# Modified Bj's push block



## Bob N (Oct 12, 2004)

I have been following closely the thread that Bj started on his extremely wonderful idea for a box joint push block. I have been intending on building his exact model, but like many things, it got pushed back until a "better time".  

Yesterday was a slow day and I had time to study his model carefully making plans to get started on it today. Yesterday I got out the Oak-Park box joint jig along with some jig hardware I had tucked away for just such a project. I even had the poly plastic handle that OP offers that I had forgot about. I was going to make a first class push block just like Bj was kind enough to share with us. While gathering my supplies, I picked up a tool to move out of the way. This tool is called the Grr-Ripper and I'm sure many of you have heard or own it by now. This item was recommended to me by Corey a while back knowing my fear of table saws. I have found that this thing is always in hand when I turn my machines on and with good reason after seeing Corey's finger today. While I had it in my hand a little light came on. This device is already 95% of the makings of Bj's jig. All it needed was a little planning and very light modification to have that box joint push block I have been envying for the past couple of months. This saved me hours of making a jig and then having another item to have to find a place to store.

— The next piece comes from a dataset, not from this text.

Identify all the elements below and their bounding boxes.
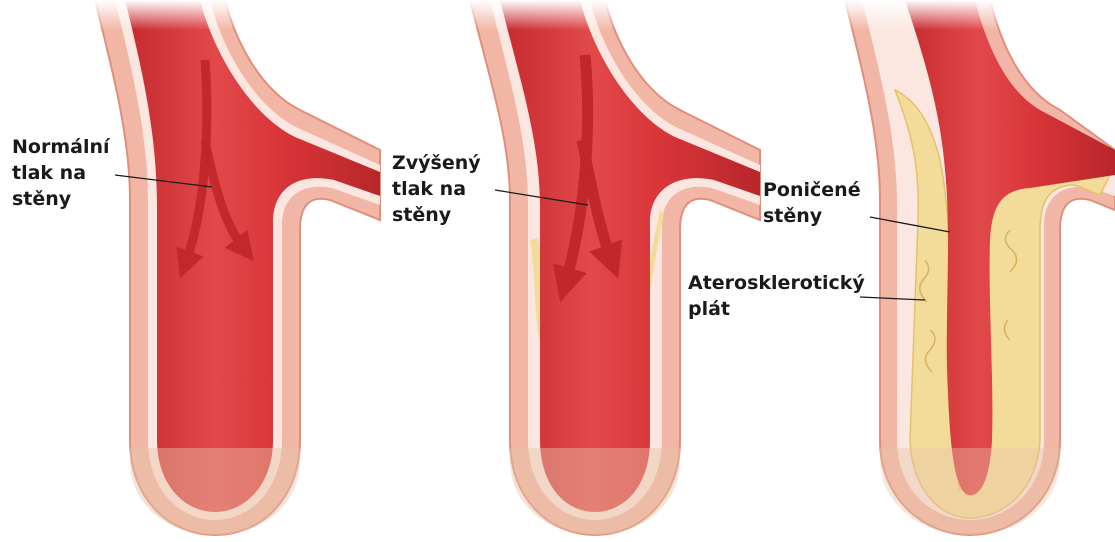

I will share a few pictures below. The first picture is the Grr-Ripper in all it's glory and it's standard mode. The other pictures show the way I configured it by simply re-arranging the standard configuration which this tool is designed to do. After that, all I had to do was take a piece of scrap and make the face plate and mount it to the Grr-Ripper. You can see how the middle rail is adjustable and will adapt to any size box joint jig you happen to want to use. It only takes about a minute to configure back to the orginal tool or back again to a push block. If any one has the Grr-Ripper and wants to go this route, I'll be glad to help with any questions or further details.

Works great and kudos to Bj for his original idea.


----------



## challagan (Feb 7, 2006)

God I hate a show off  ! Hey that is cool Bob and a great idea and job. How does that thing slide on the jig base? Maybe a Gripper in my future real soon!

Corey


----------



## bobj3 (Jan 17, 2006)

Hi Bob

That's a great way of doing the same job 

I guess I need to take a hard look at one ,I have seen many using it for many woodworking jobs..

Safe is for ME 

Bj


----------



## Bob N (Oct 12, 2004)

Corey,

It slides quite well on the box jont jig base. That plastic that OP uses is some slick stuff and allows a nice glide even for the Grr-Ripper. Do consider one Corey, it is a fantastic device. I am pretty sure there is a 2nd one coming my way as it was on my birthday wish list  

Bj,

Same to you bud, get one! How much is a finger worth? BTW.... I plan on re-doing the face plate and make it a little shorter and finished looking. This was really a proto type to see if it worked and it did.... VERY well I might add. Thanks for your original idea and inspiration.


----------



## bobj3 (Jan 17, 2006)

Hi Bob N.

I wanted your post to come back up ,so I posted it in this thread..

"Can I steal some more of those?"

Please do , and thanks, I'm looking forward to seeing some more pictures of yours. 

Bj


----------



## curiousgeorge (Nov 6, 2006)

Fantastic idea Bob! Thanks, now I have another use for my Gripper.


----------